Date: 2024-03-23 09:06 pm (UTC)
silveradept: A kodama with a trombone. The trombone is playing music, even though it is held in a rest position (Default)
From: [personal profile] silveradept
This seems likely to be a baby and bathwater problem, and as much as the writer would like us to believe it's the always-connected world that's driving this problem, there's a little too much of "the new technology is to blame for the problems" there than I would normally accept. Mostly because I see "Gen Z is always on their phones!" and "Boomers are repeating the latest Fox News nonsense!" as two sides of the same general coin, a situation where media companies, both social and broadcast, have been doing their best to tailor their messages to a receptive audience, usually in the service of selling ads to them. And then those messages get spread by the people who are receptive to them over their chosen media platforms. So bad rumors get spread and you learn more about the people who are supposedly your friends by the messages they spread as well as the posts they make. (It used to take a little while for the milkshake duck to be found out as a racist. Now, it doesn't take all that long at all.)

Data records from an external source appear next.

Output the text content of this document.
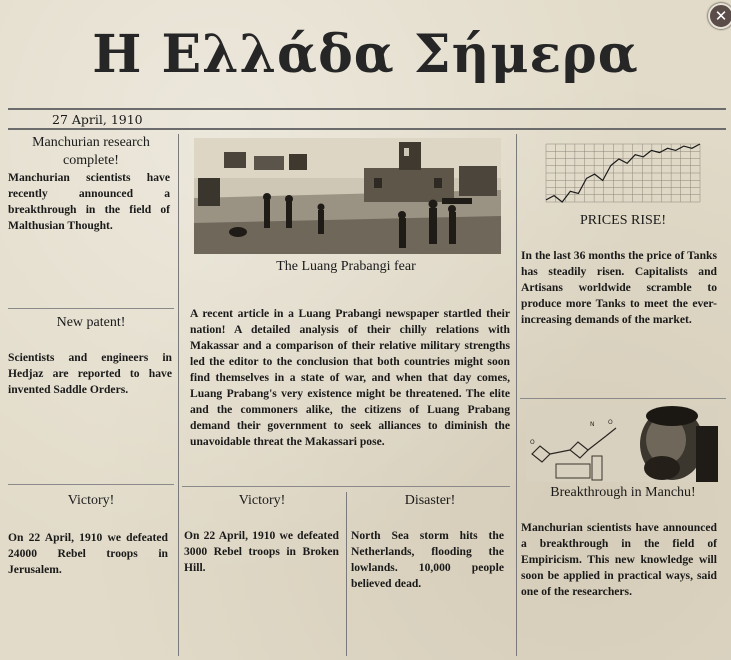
Η Ελλάδα Σήμερα
✕
27 April, 1910
Manchurian research complete!
Manchurian scientists have recently announced a breakthrough in the field of Malthusian Thought.
New patent!
Scientists and engineers in Hedjaz are reported to have invented Saddle Orders.
Victory!
On 22 April, 1910 we defeated 24000 Rebel troops in Jerusalem.
The Luang Prabangi fear
A recent article in a Luang Prabangi newspaper startled their nation! A detailed analysis of their chilly relations with Makassar and a comparison of their relative military strengths led the editor to the conclusion that both countries might soon find themselves in a state of war, and when that day comes, Luang Prabang's very existence might be threatened. The elite and the commoners alike, the citizens of Luang Prabang demand their government to seek alliances to diminish the unavoidable threat the Makassari pose.
Victory!
On 22 April, 1910 we defeated 3000 Rebel troops in Broken Hill.
Disaster!
North Sea storm hits the Netherlands, flooding the lowlands. 10,000 people believed dead.
PRICES RISE!
In the last 36 months the price of Tanks has steadily risen. Capitalists and Artisans worldwide scramble to produce more Tanks to meet the ever-increasing demands of the market.
O
N O
Breakthrough in Manchu!
Manchurian scientists have announced a breakthrough in the field of Empiricism. This new knowledge will soon be applied in practical ways, said one of the researchers.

With all of the possible places that rumors could be spread (and their consequences enforced in the schoolyard) that are outside the control of the school or the parents, because any half-decent child knows how to create an account that is away from prying eyes and where the real socialization happens, I could certainly see why someone might spend a lot of time checking their feeds. Banning the apps and the devices seems like an easy and quick fix to the problem, but it's not actually fixing the underlying problem, which is that students need a safe environment to do things like learning in, and generally, the only people who feel safe in a school environment are the kids who don't appear to have anything that someone else could use to improve their own social standing.

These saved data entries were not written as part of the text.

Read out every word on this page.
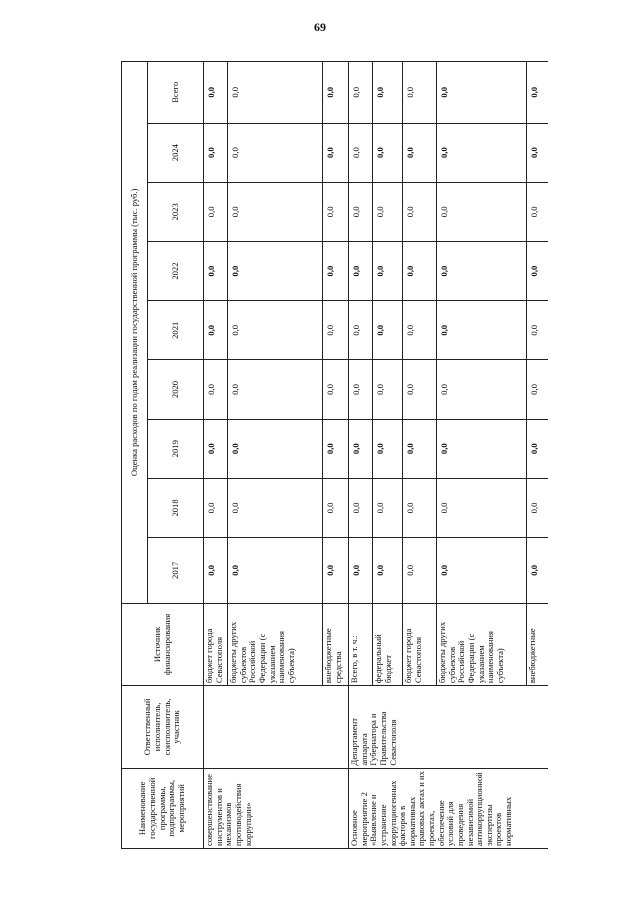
69
Наименование государственной программы, подпрограммы, мероприятий	Ответственный исполнитель, соисполнитель, участник	Источник финансирования	Оценка расходов по годам реализации государственной программы (тыс. руб.)								
			2017	2018	2019	2020	2021	2022	2023	2024	Всего
совершенствование инструментов и механизмов противодействия коррупции»		бюджет города Севастополя	0,0	0,0	0,0	0,0	0,0	0,0	0,0	0,0	0,0
		бюджеты других субъектов Российской Федерации (с указанием наименования субъекта)	0,0	0,0	0,0	0,0	0,0	0,0	0,0	0,0	0,0
		внебюджетные средства	0,0	0,0	0,0	0,0	0,0	0,0	0,0	0,0	0,0
Основное мероприятие 2 «Выявление и устранение коррупциогенных факторов в нормативных правовых актах и их проектах, обеспечение условий для проведения независимой антикоррупционной экспертизы проектов нормативных	Департамент аппарата Губернатора и Правительства Севастополя	Всего, в т. ч.:	0,0	0,0	0,0	0,0	0,0	0,0	0,0	0,0	0,0
		федеральный бюджет	0,0	0,0	0,0	0,0	0,0	0,0	0,0	0,0	0,0
		бюджет города Севастополя	0,0	0,0	0,0	0,0	0,0	0,0	0,0	0,0	0,0
		бюджеты других субъектов Российской Федерации (с указанием наименования субъекта)	0,0	0,0	0,0	0,0	0,0	0,0	0,0	0,0	0,0
		внебюджетные	0,0	0,0	0,0	0,0	0,0	0,0	0,0	0,0	0,0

The part I will agree with is that there needs to be more places where kids and teens can hang out and have minimal adult supervision. If access to space requires purchase, that excludes a lot, and even then, plenty of those places are more than happy to kick someone out if an adult complains that teens are behaving like teens in there. Between the increased belief that childhood and adolescence are no longer time to explore, play, and otherwise develop a sense of self and are instead the training grounds by which someone either becomes fabulously wealthy and famous or languishes as a homeless, drug-addicted person and the decisions to close off more and more public spaces to the public or to make them private and require admissions fees, it's no wonder that what happens on the Internet seems like the most important, most real thing to a lot of kids and teens. It's generally the only space they have to themselves that isn't being surveilled with hostile intent, "only" the algorithms and marketing folks.

So, yes, more play spaces. More spaces without obvious adult surveillance. More engaged parenting, though, so that there's an understanding that if stuff starts getting weird in their spaces, kids feel comfortable talking with grownups about what's going on. Play games with the kids, show them your own social feeds and how you manage them. Have discussions with your kids about what to do when someone is wrong on the Internet, and take the kids' suggestions into account. Find other grownups for your kids to talk to, so if there's something they don't feel comfortable with talking to you about, they still have a trusted grownup to go to.

And, just maybe, if you're concerned about "addiction," remember the rat experiments. When given the choice between the addictive substance and a palace to be social and play and otherwise do something else, the rats did the other things. Concerns about addiction should always take stock of what the social situation around them is, and what the world around them is like, and perhaps consider that there may be changes that would make the phones and social media less "addictive." Like some real social safety net provisions, for example, or finding ways to spread the wealth or make sure that all the power and money isn't concentrated in the hands of a specific few. Maybe even let some younger people into the halls of government, instead of giving us the choices between this boomer and that boomer.